Of tiny, portable screens, she writes, "Yet what the tiny new televisions lose in spectacle, they make up in intimacy. As large televisions become home movie theaters, small televisions may restore something personal and human-scale to the medium. And something wondrous: the long-lost surprise at moving images beamed directly into our personal space."

Also in the paper today: my friend Michael Joseph Gross has a piece about Richard Linklater and the movie version of `Fast Food Nation.' It's being produced by Jeff Skoll and Participant Productions. Gross writes:

    Participant's chief executive, Jeff Skoll, a co-founder of eBay, has promised to put his money behind films that make a difference. The company's corporate Web site, www.ParticipantProductions.com, explains that the company "believes in the power of media to create great social change."

    "Our goal is to deliver compelling entertainment that will inspire audiences to get involved in the issues that affect us all," it continues.

    In an interview, Mr.
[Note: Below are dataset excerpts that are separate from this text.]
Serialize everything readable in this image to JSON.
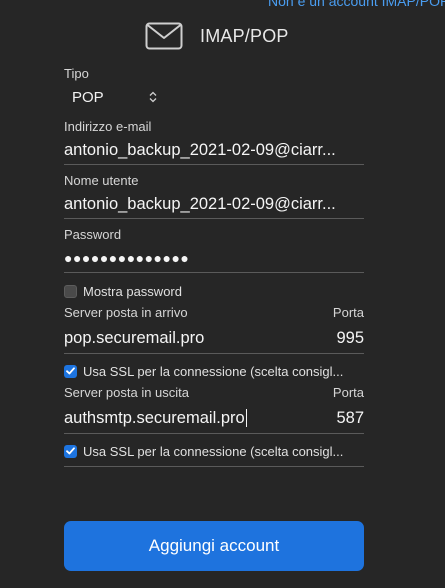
{
  "top_link": "Non è un account IMAP/POP?",
  "header": {
    "title": "IMAP/POP",
    "icon": "envelope-icon"
  },
  "form": {
    "tipo": {
      "label": "Tipo",
      "value": "POP"
    },
    "email": {
      "label": "Indirizzo e-mail",
      "value": "antonio_backup_2021-02-09@ciarr..."
    },
    "username": {
      "label": "Nome utente",
      "value": "antonio_backup_2021-02-09@ciarr..."
    },
    "password": {
      "label": "Password",
      "value": "●●●●●●●●●●●●●●"
    },
    "show_password": {
      "label": "Mostra password",
      "checked": false
    },
    "incoming": {
      "server_label": "Server posta in arrivo",
      "port_label": "Porta",
      "server": "pop.securemail.pro",
      "port": "995",
      "ssl_label": "Usa SSL per la connessione (scelta consigl...",
      "ssl_checked": true
    },
    "outgoing": {
      "server_label": "Server posta in uscita",
      "port_label": "Porta",
      "server": "authsmtp.securemail.pro",
      "port": "587",
      "ssl_label": "Usa SSL per la connessione (scelta consigl...",
      "ssl_checked": true
    }
  },
  "submit_button": "Aggiungi account",
  "colors": {
    "background": "#262626",
    "accent": "#1e73de",
    "link": "#4a9df0"
  }
}
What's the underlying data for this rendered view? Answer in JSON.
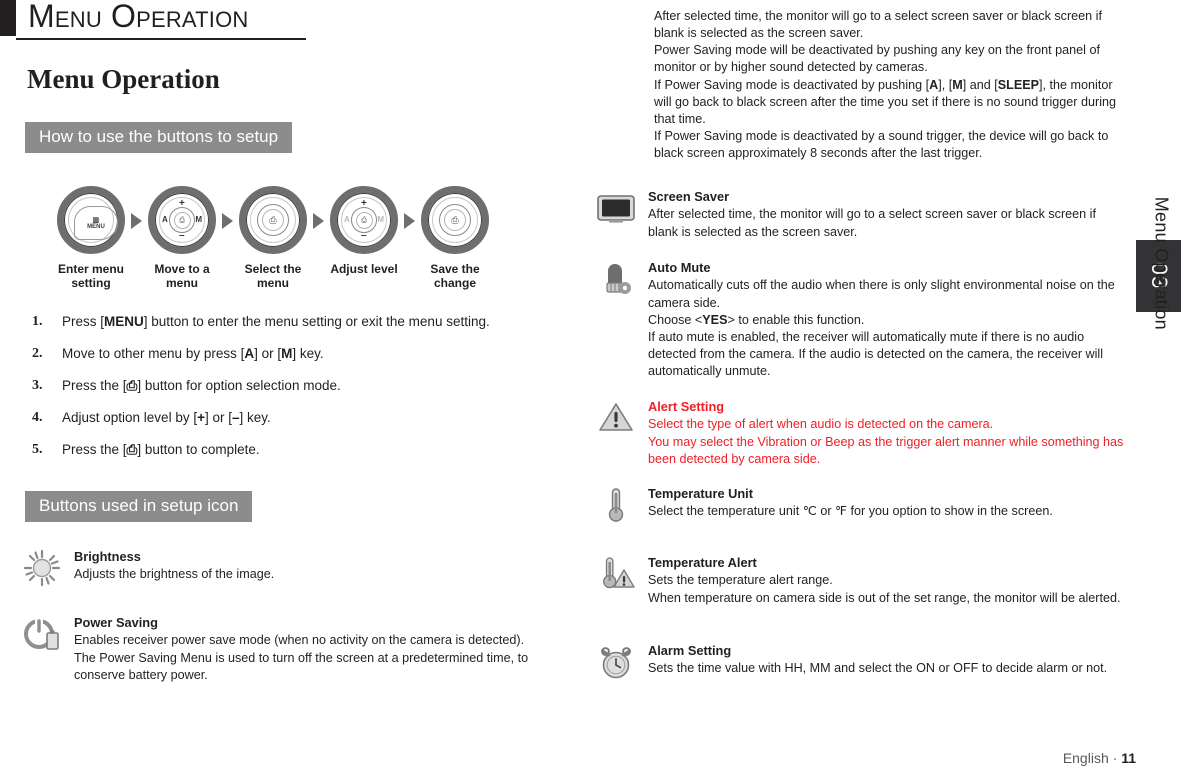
{
  "header": {
    "title": "Menu Operation"
  },
  "left": {
    "h1": "Menu Operation",
    "section_how_to": "How to use the buttons to setup",
    "section_buttons_icon": "Buttons used in setup icon",
    "flow": [
      {
        "caption": "Enter menu setting",
        "icon": "dial-menu-button-icon",
        "center_label": "MENU"
      },
      {
        "caption": "Move to a menu",
        "icon": "dial-a-m-button-icon",
        "left": "A",
        "right": "M",
        "top": "+",
        "bottom": "–"
      },
      {
        "caption": "Select the menu",
        "icon": "dial-select-button-icon"
      },
      {
        "caption": "Adjust level",
        "icon": "dial-plus-minus-button-icon",
        "left": "A",
        "right": "M",
        "top": "+",
        "bottom": "–"
      },
      {
        "caption": "Save the change",
        "icon": "dial-save-button-icon"
      }
    ],
    "steps": [
      {
        "num": "1.",
        "pre": "Press [",
        "key": "MENU",
        "post": "] button to enter the menu setting or exit the menu setting."
      },
      {
        "num": "2.",
        "pre": "Move to other menu by press [",
        "key": "A",
        "mid": "] or [",
        "key2": "M",
        "post": "] key."
      },
      {
        "num": "3.",
        "pre": "Press the [",
        "key": "⎙",
        "post": "] button for option selection mode."
      },
      {
        "num": "4.",
        "pre": "Adjust option level by [",
        "key": "+",
        "mid": "] or [",
        "key2": "–",
        "post": "] key."
      },
      {
        "num": "5.",
        "pre": "Press the [",
        "key": "⎙",
        "post": "] button to complete."
      }
    ],
    "entries": [
      {
        "icon": "brightness-sun-icon",
        "title": "Brightness",
        "lines": [
          "Adjusts the brightness of the image."
        ]
      },
      {
        "icon": "power-saving-battery-icon",
        "title": "Power Saving",
        "lines": [
          "Enables receiver power save mode (when no activity on the camera is detected).",
          "The Power Saving Menu is used to turn off the screen at a predetermined time, to conserve battery power."
        ]
      }
    ]
  },
  "right": {
    "intro": [
      "After selected time, the monitor will go to a select screen saver or black screen if blank is selected as the screen saver.",
      "Power Saving mode will be deactivated by pushing any key on the front panel of monitor or by higher sound detected by cameras.",
      "If Power Saving mode is deactivated by pushing [A], [M] and [SLEEP], the monitor will go back to black screen after the time you set if there is no sound trigger during that time.",
      "If Power Saving mode is deactivated by a sound trigger, the device will go back to black screen approximately 8 seconds after the last trigger."
    ],
    "intro_keys": [
      "A",
      "M",
      "SLEEP"
    ],
    "entries": [
      {
        "icon": "screen-saver-monitor-icon",
        "title": "Screen Saver",
        "lines": [
          "After selected time, the monitor will go to a select screen saver or black screen if blank is selected as the screen saver."
        ],
        "color": "default"
      },
      {
        "icon": "auto-mute-microphone-icon",
        "title": "Auto Mute",
        "lines": [
          "Automatically cuts off the audio when there is only slight environmental noise on the camera side.",
          "Choose <YES> to enable this function.",
          "If auto mute is enabled, the receiver will automatically mute if there is no audio detected from the camera. If the audio is detected on the camera, the receiver will automatically unmute."
        ],
        "color": "default"
      },
      {
        "icon": "alert-setting-warning-icon",
        "title": "Alert Setting",
        "lines": [
          "Select the type of alert when audio is detected on the camera.",
          "You may select the Vibration or Beep as the trigger alert manner while something has been detected by camera side."
        ],
        "color": "red"
      },
      {
        "icon": "temperature-unit-thermometer-icon",
        "title": "Temperature Unit",
        "lines": [
          "Select the temperature unit ℃ or ℉ for you option to show in the screen."
        ],
        "color": "default"
      },
      {
        "icon": "temperature-alert-thermometer-warning-icon",
        "title": "Temperature Alert",
        "lines": [
          "Sets the temperature alert range.",
          "When temperature on camera side is out of the set range, the monitor will be alerted."
        ],
        "color": "default"
      },
      {
        "icon": "alarm-setting-clock-icon",
        "title": "Alarm Setting",
        "lines": [
          "Sets the time value with HH, MM and select the ON or OFF to decide alarm or not."
        ],
        "color": "default"
      }
    ]
  },
  "sidebar": {
    "chapter_number": "03",
    "chapter_label": "Menu Operation",
    "tab_color": "#333336"
  },
  "footer": {
    "language": "English",
    "separator": "·",
    "page": "11"
  },
  "colors": {
    "accent_red": "#ee2026",
    "gray_bar": "#8c8c8c",
    "ink": "#231f20"
  }
}
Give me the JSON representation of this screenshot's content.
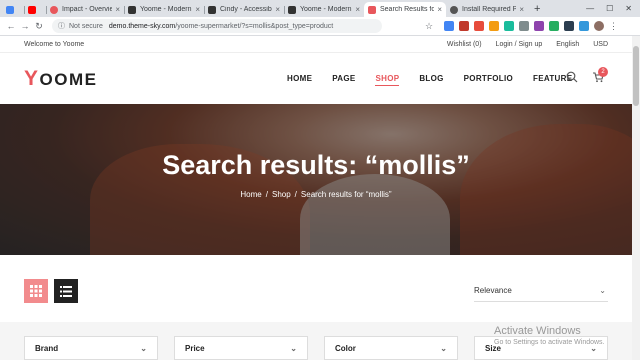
{
  "browser": {
    "tabs": [
      {
        "title": "",
        "color": "#4285f4"
      },
      {
        "title": "",
        "color": "#ff0000"
      },
      {
        "title": "Impact - Overview",
        "color": "#e8575c"
      },
      {
        "title": "Yoome - Modern",
        "color": "#333333"
      },
      {
        "title": "Cindy - Accessibi",
        "color": "#333333"
      },
      {
        "title": "Yoome - Modern",
        "color": "#333333"
      },
      {
        "title": "Search Results fo",
        "color": "#e8575c",
        "active": true
      },
      {
        "title": "Install Required P",
        "color": "#555555"
      }
    ],
    "new_tab": "+",
    "security": "Not secure",
    "url_host": "demo.theme-sky.com",
    "url_rest": "/yoome-supermarket/?s=mollis&post_type=product"
  },
  "topbar": {
    "welcome": "Welcome to Yoome",
    "wishlist": "Wishlist (0)",
    "login": "Login / Sign up",
    "language": "English",
    "currency": "USD"
  },
  "header": {
    "logo_first": "Y",
    "logo_rest": "OOME",
    "menu": [
      "HOME",
      "PAGE",
      "SHOP",
      "BLOG",
      "PORTFOLIO",
      "FEATURE"
    ],
    "active_menu": "SHOP",
    "cart_count": "2"
  },
  "hero": {
    "title": "Search results: “mollis”",
    "breadcrumb": [
      "Home",
      "Shop",
      "Search results for “mollis”"
    ]
  },
  "toolbar": {
    "sort_value": "Relevance"
  },
  "filters": [
    "Brand",
    "Price",
    "Color",
    "Size"
  ],
  "watermark": {
    "line1": "Activate Windows",
    "line2": "Go to Settings to activate Windows."
  },
  "colors": {
    "accent": "#e8575c",
    "grid_button": "#f28b8d",
    "list_button": "#222222"
  }
}
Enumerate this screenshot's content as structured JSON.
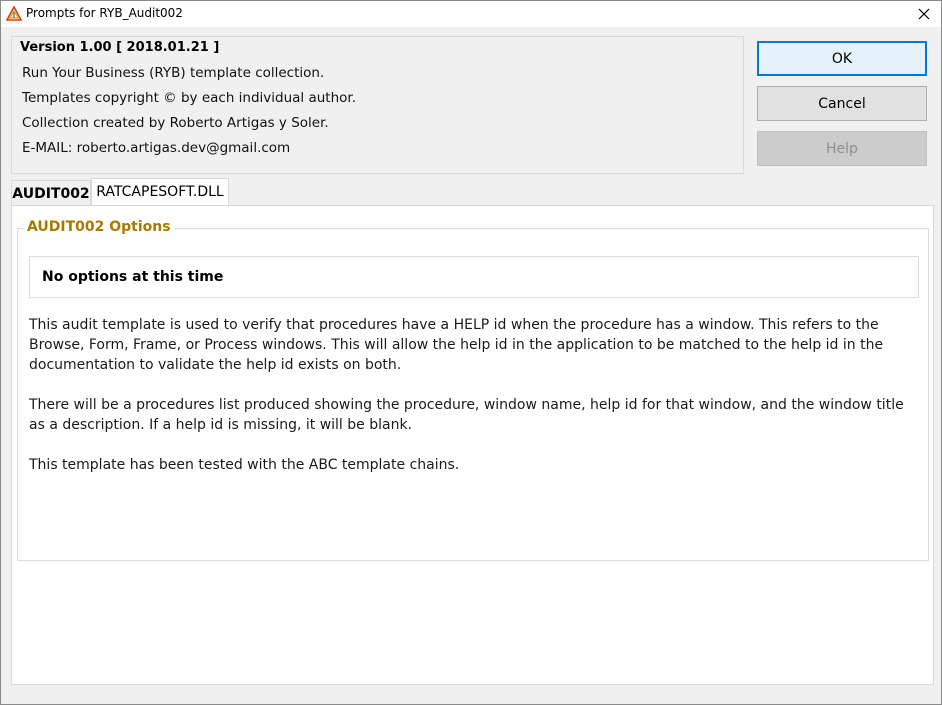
{
  "window": {
    "title": "Prompts for RYB_Audit002"
  },
  "version": {
    "title": "Version 1.00 [ 2018.01.21 ]",
    "lines": [
      "Run Your Business (RYB) template collection.",
      "Templates copyright © by each individual author.",
      "Collection created by Roberto Artigas y Soler.",
      "E-MAIL: roberto.artigas.dev@gmail.com"
    ]
  },
  "buttons": {
    "ok": "OK",
    "cancel": "Cancel",
    "help": "Help"
  },
  "tabs": [
    {
      "label": "AUDIT002",
      "active": true
    },
    {
      "label": "RATCAPESOFT.DLL",
      "active": false
    }
  ],
  "options": {
    "group_title": "AUDIT002 Options",
    "notice": "No options at this time",
    "paragraphs": [
      "This audit template is used to verify that procedures have a HELP id when the procedure has a window. This refers to the Browse, Form, Frame, or Process windows. This will allow the help id in the application to be matched to the help id in the documentation to validate the help id exists on both.",
      "There will be a procedures list produced showing the procedure, window name, help id for that window, and the window title as a description. If a help id is missing, it will be blank.",
      "This template has been tested with the ABC template chains."
    ]
  },
  "icons": {
    "app": "triangle-app-icon",
    "close": "close-icon"
  },
  "colors": {
    "group_title": "#a67a00",
    "ok_border": "#0078d7"
  }
}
Strauss said that "Fast Food Nation" advances Participant's mission "in the sense of encouraging corporate responsibility."

    The marketing plan for each Participant film includes activist outreach, especially on another company Web site, www.participate.net. Participant's first dramatic features, "Good Night, and Good Luck" and "North Country," opened this month - and the campaign for "North Country," whose plot involves issues of workplace discrimination and domestic violence, invites Web site visitors to "Sign the Women-Friendly Workplace Pledge" and "Implement a sexual harassment policy at your school." Although Mr. Strauss said Participant has had "internal discussions" about its "social action campaign" for "Fast Food Nation," the company will wait to announce its plans until the film is complete.